Эромахия. Демоны Игмора - Виктор Ночкин 15 стр.


— Ваше величество… — начал было капитан.

Серьезный господин, ехавший под знаменем, покачал головой и украдкой показал за спину, одновременно отъезжая в сторону. Вперед выдвинулся другой всадник — невзрачный, с мятыми одутловатыми щеками и круглыми заплывшими глазками. Даже дорогие латы не делали короля ни величественным, ни привлекательным.

— Ваше величество! — ничуть не смущаясь, заревел Риллон. — Ваше величество! Позвольте повергнуть к стопам, так сказать, мою скромную добычу! Обоз, сто повозок с провиантом! Вашему величеству! Пробился с боями! Стяжал в схватке!

— Что за шлем у вас на голове, капитан? — бесцветным голосом поинтересовался король.

— Э… прошу прощения… — Риллон торопливо сдернул богатый шлем с головы и обернулся к своим. — Эй, бездельники, шапки долой перед величайшим из монархов! Кланяйтесь его величеству!

— Пустое. — Король вяло поднял руку в перчатке. — Мы в походе, оставьте церемонии, покройтесь. По-моему, это шлем мерзавца Энриха? Что скажете, господа? Вы как полагаете, граф?

— Откуда у вас этот шлем, капитан? — спросил красивый сеньор, тот, что ехал во главе конвоя.

— Взял в бою! — бодро ответил Риллон. — У нас вышла славная драка с людьми герцога. С людьми проклятого предателя, хочу сказать. Их было никак не меньше полутысячи, но мы им всыпали! Отстояли обоз!

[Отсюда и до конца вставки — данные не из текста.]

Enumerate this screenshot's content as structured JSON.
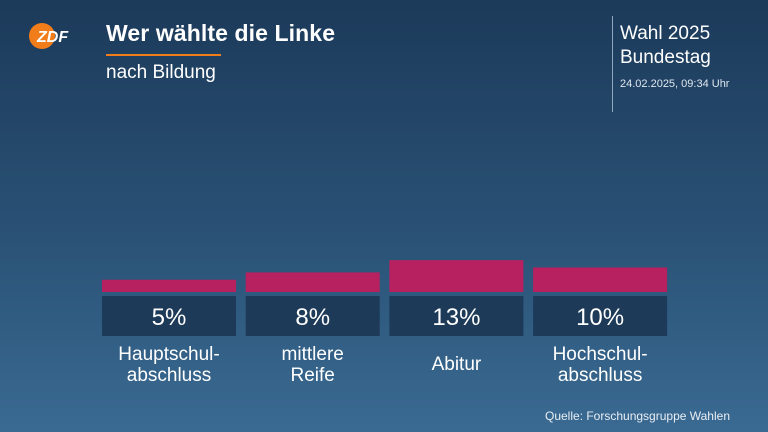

— Коня капитану, — молвил король. — Садитесь в седло, мой друг. Сопровождайте нас, а по дороге расскажете о своих подвигах. Мы с удовольствием выслушаем вашу историю. Граф Мервэ, распорядитесь, чтобы кавалеристы взяли обоз под охрану…

* * *

К Фэ-Давиано колонна прошла окружным путем, его величество избегал встреч с отрядами лигистов. Чем ближе к новой королевской резиденции, тем чаще попадались пикеты и разъезды, причем казалось очевидным, что роялисты расположились здесь давно — стоянки дозорных были хорошо обустроены. Шалаши, вытоптанные полянки вокруг костров, рогатки и колья, вбитые по сторонам дороги… Ридрих оглядывал встречных солдат — они выглядели не очень-то радостно. Понятное дело, до сих пор королевские войска отступали, терпя поражение за поражением, пока не закрепились в Фэ-Давиано, обнесенном мощными стенами, и отбили наконец-то натиск мятежников. После того как приступы не принесли успеха, лигисты отступили от города, собираясь с силами… Интересно, насколько изменит ситуацию дерзкое нападение Риллона? Из фраз, которыми обменивались латники королевского конвоя, Эрлайл заключил, что лигисты, обложившие город, крепко нуждаются в провизии.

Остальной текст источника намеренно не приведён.